The 2020 presidential election is technological warfare. President Trump and Joe Biden are spending millions to deploy algorithms and target potential voters with their messages. The campaigns are more dependent on databases, math models, and video calls than ever, in part due to the pandemic. One thing mostly missing from this electoral techno-clash: substantive discussion of technology policy.
Thursday night’s debate seems unlikely to veer into detailed tech talk, although the Department of Justice’s antitrust case against Google has a good shot at a mention. Don’t expect to hear much about broadband or research spending or immigration policy for high-skilled workers.
That’s a shame, because technology shapes every facet of American life, and the pandemic makes tech issues even more pressing. It also may create an opportunity to reset US tech policy, if a vaccine quells the coronavirus and Congress passes a post-viral stimulus.

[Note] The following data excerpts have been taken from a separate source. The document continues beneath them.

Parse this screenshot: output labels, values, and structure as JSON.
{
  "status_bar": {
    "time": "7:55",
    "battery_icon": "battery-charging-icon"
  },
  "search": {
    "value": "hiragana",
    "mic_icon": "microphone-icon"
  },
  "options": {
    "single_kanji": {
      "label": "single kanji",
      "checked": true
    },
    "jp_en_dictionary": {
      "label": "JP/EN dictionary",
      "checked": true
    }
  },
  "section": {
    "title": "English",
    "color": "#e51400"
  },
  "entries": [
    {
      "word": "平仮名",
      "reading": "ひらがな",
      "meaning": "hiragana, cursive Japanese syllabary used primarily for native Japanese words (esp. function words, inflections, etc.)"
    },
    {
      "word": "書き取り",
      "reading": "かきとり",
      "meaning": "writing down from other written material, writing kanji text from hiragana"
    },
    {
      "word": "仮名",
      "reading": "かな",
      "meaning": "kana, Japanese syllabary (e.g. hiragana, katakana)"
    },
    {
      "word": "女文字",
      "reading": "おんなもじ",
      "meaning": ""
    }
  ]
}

One deep-rooted problem deserving more national attention is the tragic state of US internet access. Many people in rural and poor urban areas are locked out of jobs, schools, and social opportunities by the high price of broadband, says Joshua Stager, a senior policy counsel at New America’s Open Technology Institute. The problem is much worse now that many schools, workplaces, and doctors have gone virtual.

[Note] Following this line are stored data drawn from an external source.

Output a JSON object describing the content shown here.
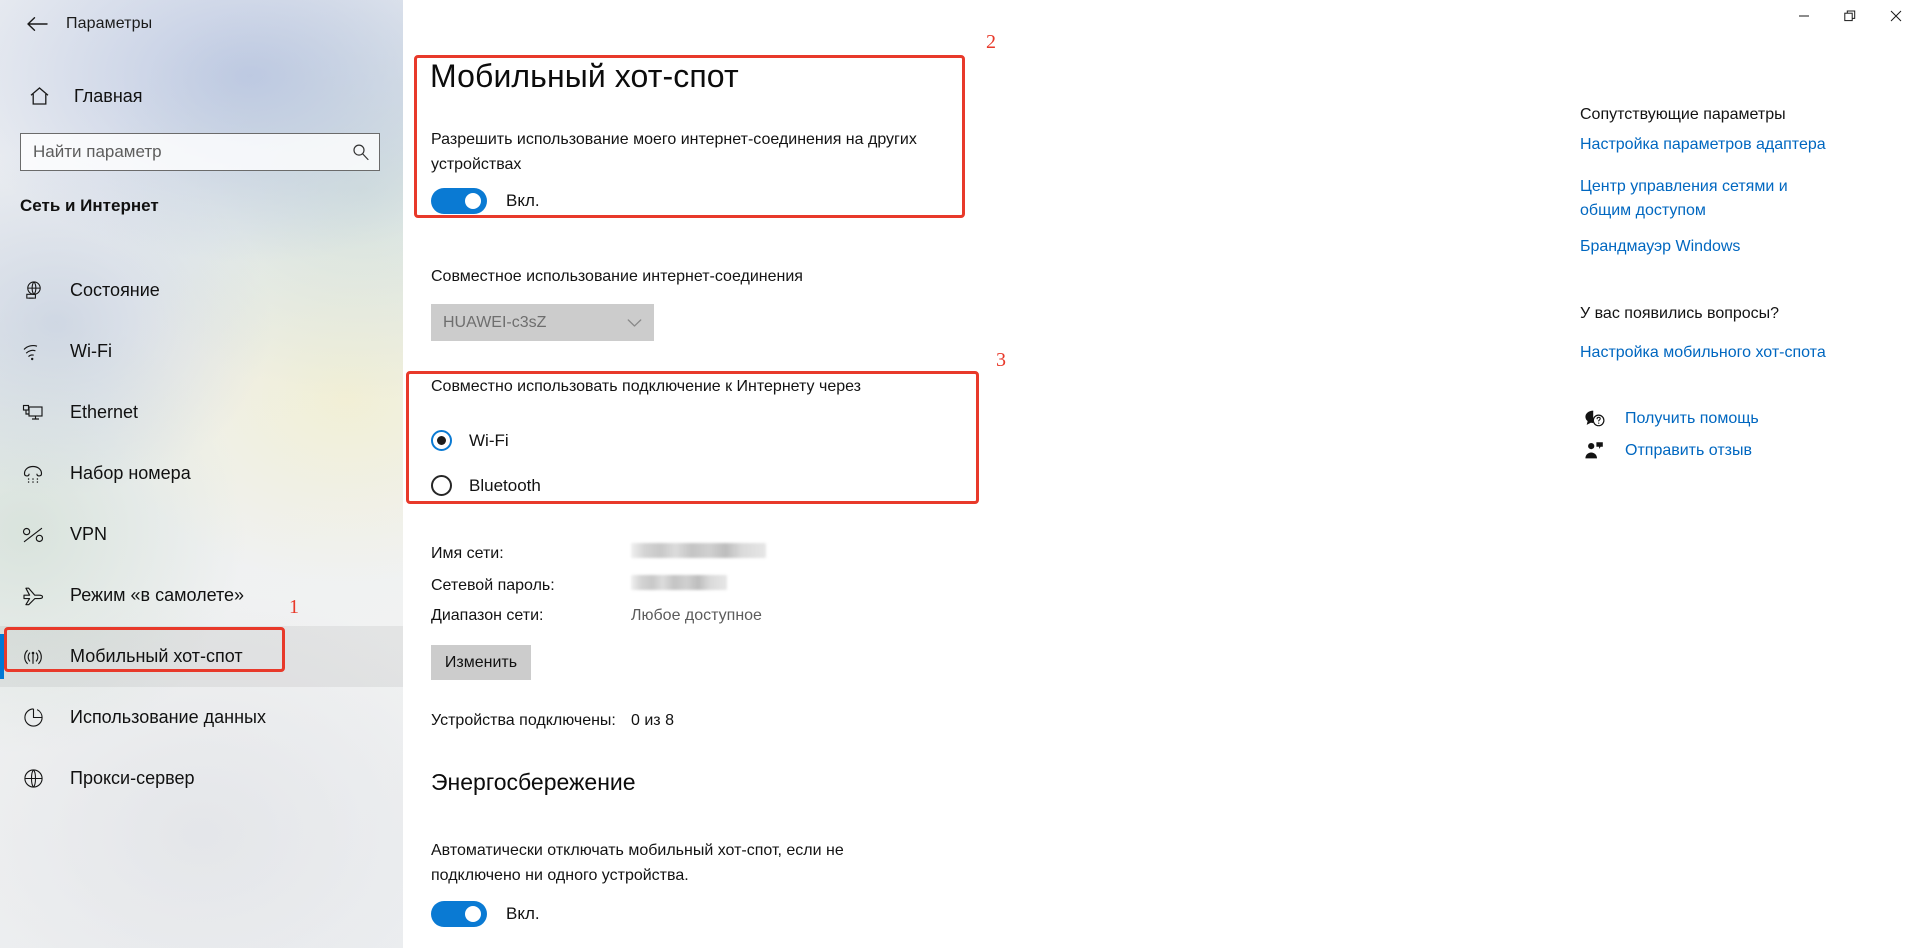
{
  "window": {
    "title": "Параметры",
    "back_icon": "back-arrow-icon",
    "controls": {
      "minimize": "minimize-icon",
      "maximize": "restore-icon",
      "close": "close-icon"
    }
  },
  "sidebar": {
    "home_label": "Главная",
    "home_icon": "home-icon",
    "search": {
      "placeholder": "Найти параметр",
      "value": "",
      "icon": "search-icon"
    },
    "section_heading": "Сеть и Интернет",
    "items": [
      {
        "label": "Состояние",
        "icon": "status-globe-icon",
        "selected": false
      },
      {
        "label": "Wi-Fi",
        "icon": "wifi-icon",
        "selected": false
      },
      {
        "label": "Ethernet",
        "icon": "ethernet-icon",
        "selected": false
      },
      {
        "label": "Набор номера",
        "icon": "dialup-phone-icon",
        "selected": false
      },
      {
        "label": "VPN",
        "icon": "vpn-key-icon",
        "selected": false
      },
      {
        "label": "Режим «в самолете»",
        "icon": "airplane-icon",
        "selected": false
      },
      {
        "label": "Мобильный хот-спот",
        "icon": "hotspot-icon",
        "selected": true
      },
      {
        "label": "Использование данных",
        "icon": "data-usage-pie-icon",
        "selected": false
      },
      {
        "label": "Прокси-сервер",
        "icon": "proxy-globe-icon",
        "selected": false
      }
    ]
  },
  "main": {
    "page_title": "Мобильный хот-спот",
    "share_description": "Разрешить использование моего интернет-соединения на других устройствах",
    "main_toggle": {
      "state_label": "Вкл.",
      "on": true
    },
    "internet_share_label": "Совместное использование интернет-соединения",
    "internet_share_select": {
      "value": "HUAWEI-c3sZ",
      "disabled": true,
      "chevron_icon": "chevron-down-icon"
    },
    "share_via_label": "Совместно использовать подключение к Интернету через",
    "share_via_options": [
      {
        "label": "Wi-Fi",
        "checked": true
      },
      {
        "label": "Bluetooth",
        "checked": false
      }
    ],
    "network_info": [
      {
        "key": "Имя сети:",
        "value": "",
        "redacted": true
      },
      {
        "key": "Сетевой пароль:",
        "value": "",
        "redacted": true
      },
      {
        "key": "Диапазон сети:",
        "value": "Любое доступное",
        "redacted": false
      }
    ],
    "change_button": "Изменить",
    "devices": {
      "key": "Устройства подключены:",
      "value": "0 из 8"
    },
    "energy": {
      "title": "Энергосбережение",
      "description": "Автоматически отключать мобильный хот-спот, если не подключено ни одного устройства.",
      "toggle": {
        "state_label": "Вкл.",
        "on": true
      }
    }
  },
  "right_panel": {
    "related_heading": "Сопутствующие параметры",
    "link_adapter": "Настройка параметров адаптера",
    "link_network_center": "Центр управления сетями и общим доступом",
    "link_firewall": "Брандмауэр Windows",
    "questions_heading": "У вас появились вопросы?",
    "link_hotspot_setup": "Настройка мобильного хот-спота",
    "help_row": {
      "label": "Получить помощь",
      "icon": "help-chat-icon"
    },
    "feedback_row": {
      "label": "Отправить отзыв",
      "icon": "feedback-person-icon"
    }
  },
  "annotations": {
    "one": "1",
    "two": "2",
    "three": "3",
    "color": "#e8392a"
  },
  "colors": {
    "accent": "#0078d4",
    "toggle_on": "#0a7ad3",
    "link": "#0067c0",
    "annotation_red": "#e8392a",
    "disabled_bg": "#cccccc"
  }
}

Trump has recently taken an interest in the Federal Communications Commission, but only to push a nonsensical attempt to repurpose the laws regulating online platforms into a political weapon. Over the past four years, his administration has cut back the Lifeline program that offers subsidized broadband for people with low incomes, and weakened the FCC’s power to regulate internet service providers. The Democratic platform includes reinstating the agency’s teeth so as to pressure ISPs on pricing and expanding access.
Even if Trump wins, Stager is hopeful Congress will act on broadband. He says the issue is more important to voters than the presidential campaign suggests. Some congressional candidates are campaigning on the issue, particularly in rural areas. In a Virginia debate last month, Senator Mark Warner and Republican challenger Daniel Gade both endorsed federal action to improve rural broadband. Warner compared the project to electrification in the 1930s; Gade likened it to building the interstate highway system. “It seems to be one of the few issues that unites both Republican and Democratic voters,” Stager says. “Everyone hates their cable company.”
Biden and Trump’s recent speeches on midwestern stumps suggest they believe many US voters are also united in a love of factory work. Neither candidate has really acknowledged the technological and economic trends that have shrunk US manufacturing—or that future factories will require fewer people, says Mark Muro, a senior fellow at the Brookings Institution. “The framing focuses on the nostalgic view of Rust Belt states in their heyday,” Muro says. “The discussion the country has to have is what skills are needed in the 21st century when enterprises are using more software and automation and artificial intelligence.”
Brookings research has found that the many US workers without entry-level digital skills, such as familiarity with spreadsheets, are increasingly shut out of the labor market. Government data shows that computers are more central to many jobs that were once fully analog, such as fixing trucks. Muro says it’s time to talk about big investments in retraining, particularly in places far from the coastal cities that have reaped the benefits of a more digital economy.
Whoever wins on November 3, the early years of his term will be dominated by taming and recovering from the coronavirus pandemic. That could mean economic stimulus packages like those seen after the Great Recession, and a shot at big shifts in US tech policy, particularly if the Democrats gain control of both White House and Senate.